Tufts University biologists, and colleagues, have discovered the bioelectric mechanism by which the rare genetic disorder Andersen-Tawil syndrome (ATS) causes facial abnormalities, a finding that could lead to preventive measures and treatments, not only for ATS, but also for a host of other disorders, from birth defects to cancer. The discovery was published online on February 10, 2016, in the Journal of Physiology. The open-access article is titled “Bioelectric Signaling Via Potassium Channels: A Mechanism for Craniofacial Dysmorphogenesis in KCNJ2-Associated Andersen-Tawil Syndrome.” Lead author Ms.
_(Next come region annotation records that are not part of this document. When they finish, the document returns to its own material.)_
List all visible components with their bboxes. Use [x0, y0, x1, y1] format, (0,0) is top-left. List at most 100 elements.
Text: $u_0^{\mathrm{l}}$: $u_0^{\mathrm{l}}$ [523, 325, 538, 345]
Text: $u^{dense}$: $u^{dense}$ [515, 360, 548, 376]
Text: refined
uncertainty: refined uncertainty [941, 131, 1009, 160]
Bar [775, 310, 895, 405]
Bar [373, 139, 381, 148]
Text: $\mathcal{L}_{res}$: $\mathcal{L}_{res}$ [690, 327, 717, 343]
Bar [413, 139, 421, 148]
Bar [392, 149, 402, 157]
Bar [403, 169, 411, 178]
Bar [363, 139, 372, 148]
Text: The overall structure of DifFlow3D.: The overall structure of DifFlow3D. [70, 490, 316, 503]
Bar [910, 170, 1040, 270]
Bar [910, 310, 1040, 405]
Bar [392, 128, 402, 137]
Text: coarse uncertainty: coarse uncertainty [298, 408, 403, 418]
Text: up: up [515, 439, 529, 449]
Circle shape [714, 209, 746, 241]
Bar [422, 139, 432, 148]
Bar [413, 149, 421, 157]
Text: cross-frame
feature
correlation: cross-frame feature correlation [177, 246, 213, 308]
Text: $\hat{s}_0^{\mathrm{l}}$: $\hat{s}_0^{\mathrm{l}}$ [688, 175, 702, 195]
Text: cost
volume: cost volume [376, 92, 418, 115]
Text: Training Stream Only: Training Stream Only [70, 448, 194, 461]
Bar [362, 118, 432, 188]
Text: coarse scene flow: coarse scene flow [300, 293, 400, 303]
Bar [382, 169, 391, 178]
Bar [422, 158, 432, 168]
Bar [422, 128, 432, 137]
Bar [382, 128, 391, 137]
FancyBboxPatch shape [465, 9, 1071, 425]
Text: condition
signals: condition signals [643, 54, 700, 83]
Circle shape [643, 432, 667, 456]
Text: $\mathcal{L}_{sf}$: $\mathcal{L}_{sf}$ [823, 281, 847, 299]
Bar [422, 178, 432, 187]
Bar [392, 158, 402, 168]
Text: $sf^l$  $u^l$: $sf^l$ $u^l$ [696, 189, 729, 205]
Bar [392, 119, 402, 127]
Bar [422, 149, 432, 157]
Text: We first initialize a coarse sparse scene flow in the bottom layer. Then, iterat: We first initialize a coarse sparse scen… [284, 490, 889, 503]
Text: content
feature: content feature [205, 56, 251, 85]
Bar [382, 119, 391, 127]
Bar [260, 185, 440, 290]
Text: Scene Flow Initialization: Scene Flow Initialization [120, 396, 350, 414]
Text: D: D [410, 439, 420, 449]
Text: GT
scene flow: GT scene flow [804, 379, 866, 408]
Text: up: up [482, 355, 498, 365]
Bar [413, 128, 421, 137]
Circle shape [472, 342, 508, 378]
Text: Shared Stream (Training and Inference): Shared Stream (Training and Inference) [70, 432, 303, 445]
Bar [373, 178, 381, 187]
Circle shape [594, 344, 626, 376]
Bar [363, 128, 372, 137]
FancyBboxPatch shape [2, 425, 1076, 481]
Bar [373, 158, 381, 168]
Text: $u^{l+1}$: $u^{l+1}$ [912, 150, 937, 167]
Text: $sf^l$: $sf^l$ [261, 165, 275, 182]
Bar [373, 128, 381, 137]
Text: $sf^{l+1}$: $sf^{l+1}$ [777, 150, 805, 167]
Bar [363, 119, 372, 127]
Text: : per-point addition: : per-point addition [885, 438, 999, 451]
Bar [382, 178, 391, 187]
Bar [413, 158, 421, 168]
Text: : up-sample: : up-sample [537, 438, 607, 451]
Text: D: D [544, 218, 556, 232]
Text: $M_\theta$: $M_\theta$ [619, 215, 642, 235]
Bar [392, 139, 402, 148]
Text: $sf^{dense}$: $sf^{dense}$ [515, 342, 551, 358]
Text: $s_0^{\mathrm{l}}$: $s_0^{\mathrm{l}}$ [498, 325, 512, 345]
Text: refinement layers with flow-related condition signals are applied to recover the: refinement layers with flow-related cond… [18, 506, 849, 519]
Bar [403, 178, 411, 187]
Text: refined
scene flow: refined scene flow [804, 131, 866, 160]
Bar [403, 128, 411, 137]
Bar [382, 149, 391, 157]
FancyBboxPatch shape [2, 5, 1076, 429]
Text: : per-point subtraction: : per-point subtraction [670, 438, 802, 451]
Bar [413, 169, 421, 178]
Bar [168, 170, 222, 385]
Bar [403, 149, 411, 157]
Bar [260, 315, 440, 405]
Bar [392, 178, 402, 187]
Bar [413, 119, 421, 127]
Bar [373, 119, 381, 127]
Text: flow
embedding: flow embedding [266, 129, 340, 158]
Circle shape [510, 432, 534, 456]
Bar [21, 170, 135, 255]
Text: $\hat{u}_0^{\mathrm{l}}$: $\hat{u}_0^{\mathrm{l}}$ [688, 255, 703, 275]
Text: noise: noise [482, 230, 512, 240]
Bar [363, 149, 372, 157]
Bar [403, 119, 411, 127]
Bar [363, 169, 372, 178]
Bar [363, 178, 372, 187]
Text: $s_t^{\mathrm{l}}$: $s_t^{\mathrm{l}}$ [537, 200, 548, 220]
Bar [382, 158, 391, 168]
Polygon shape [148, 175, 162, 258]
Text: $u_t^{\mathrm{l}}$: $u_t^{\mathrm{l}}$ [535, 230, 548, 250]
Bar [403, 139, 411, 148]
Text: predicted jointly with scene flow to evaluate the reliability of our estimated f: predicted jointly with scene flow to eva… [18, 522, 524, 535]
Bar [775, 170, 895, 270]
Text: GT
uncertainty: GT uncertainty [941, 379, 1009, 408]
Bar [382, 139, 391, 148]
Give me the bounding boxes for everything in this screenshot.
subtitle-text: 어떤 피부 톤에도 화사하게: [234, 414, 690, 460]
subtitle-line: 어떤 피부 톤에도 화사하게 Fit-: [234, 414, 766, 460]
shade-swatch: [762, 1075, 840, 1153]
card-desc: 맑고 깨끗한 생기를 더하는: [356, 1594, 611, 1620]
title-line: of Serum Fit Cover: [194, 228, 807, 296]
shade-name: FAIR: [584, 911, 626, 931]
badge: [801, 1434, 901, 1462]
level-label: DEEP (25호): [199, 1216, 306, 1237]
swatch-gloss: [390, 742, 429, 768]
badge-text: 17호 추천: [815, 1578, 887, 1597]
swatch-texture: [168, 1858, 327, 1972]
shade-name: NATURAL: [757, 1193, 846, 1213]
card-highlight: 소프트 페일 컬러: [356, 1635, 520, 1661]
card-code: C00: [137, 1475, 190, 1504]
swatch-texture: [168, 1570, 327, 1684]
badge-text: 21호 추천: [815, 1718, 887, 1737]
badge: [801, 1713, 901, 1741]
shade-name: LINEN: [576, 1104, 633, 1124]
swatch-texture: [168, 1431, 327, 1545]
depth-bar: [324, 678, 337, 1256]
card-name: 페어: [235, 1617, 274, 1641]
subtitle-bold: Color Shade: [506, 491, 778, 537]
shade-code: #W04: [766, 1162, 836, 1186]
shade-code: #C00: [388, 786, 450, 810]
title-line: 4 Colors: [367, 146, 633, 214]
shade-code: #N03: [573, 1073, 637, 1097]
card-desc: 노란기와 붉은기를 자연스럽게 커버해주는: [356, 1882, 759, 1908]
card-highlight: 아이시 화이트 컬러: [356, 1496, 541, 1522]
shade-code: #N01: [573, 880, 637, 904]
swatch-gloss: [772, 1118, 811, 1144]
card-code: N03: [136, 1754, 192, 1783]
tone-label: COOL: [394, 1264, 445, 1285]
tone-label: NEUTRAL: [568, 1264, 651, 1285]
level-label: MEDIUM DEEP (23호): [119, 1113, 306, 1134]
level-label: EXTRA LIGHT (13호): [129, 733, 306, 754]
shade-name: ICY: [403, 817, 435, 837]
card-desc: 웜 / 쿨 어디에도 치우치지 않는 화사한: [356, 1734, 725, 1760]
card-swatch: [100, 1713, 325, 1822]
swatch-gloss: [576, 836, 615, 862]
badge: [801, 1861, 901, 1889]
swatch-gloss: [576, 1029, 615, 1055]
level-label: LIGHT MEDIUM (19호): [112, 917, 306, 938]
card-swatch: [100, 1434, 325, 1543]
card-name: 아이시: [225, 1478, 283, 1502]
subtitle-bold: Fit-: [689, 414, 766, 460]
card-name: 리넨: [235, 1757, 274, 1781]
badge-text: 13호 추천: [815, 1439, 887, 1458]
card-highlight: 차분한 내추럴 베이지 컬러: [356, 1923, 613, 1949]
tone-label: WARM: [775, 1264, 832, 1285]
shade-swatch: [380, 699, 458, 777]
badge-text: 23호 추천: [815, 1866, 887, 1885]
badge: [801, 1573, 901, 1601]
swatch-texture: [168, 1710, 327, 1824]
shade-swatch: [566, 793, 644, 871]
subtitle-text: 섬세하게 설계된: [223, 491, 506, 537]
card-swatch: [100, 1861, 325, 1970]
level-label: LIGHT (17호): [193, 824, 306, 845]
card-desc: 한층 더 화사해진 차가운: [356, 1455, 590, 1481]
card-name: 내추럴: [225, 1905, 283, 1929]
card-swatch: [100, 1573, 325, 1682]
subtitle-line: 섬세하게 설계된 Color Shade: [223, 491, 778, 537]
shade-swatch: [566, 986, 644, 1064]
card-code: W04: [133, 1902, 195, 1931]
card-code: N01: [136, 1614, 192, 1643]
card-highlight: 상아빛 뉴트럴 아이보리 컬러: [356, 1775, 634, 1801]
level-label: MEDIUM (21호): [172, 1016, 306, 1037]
Dany Spencer Adams, Ph.D., a Research Associate Professor in the Department of Biology in the Tufts School of Arts and Sciences, together with colleagues at Tufts, MIT, and RMIT University (Australia) used an embryonic frog model to demonstrate, for the first time, that faulty bioelectric signaling is responsible for the craniofacial defects that characterize ATS -- a broad forehead and nose, wide-set eyes, low-set ears, and a small jaw and small chin. Patients with ATS have a mutation in the gene that codes for the potassium ion channel protein Kir2.1, a crucial piece of cell machinery that maintains cells' electrical charge by regulating the flow of positively charged potassium ions into and out of cells. If the Kir2.1 channel malfunctions, it affects how facial features develop in the embryo, among other effects. Cardiac arrhythmias and muscle disorders also associated with ATS had previously been linked to electrophysiology, but the craniofacial deformities had been unexplained. The new findings, Dr.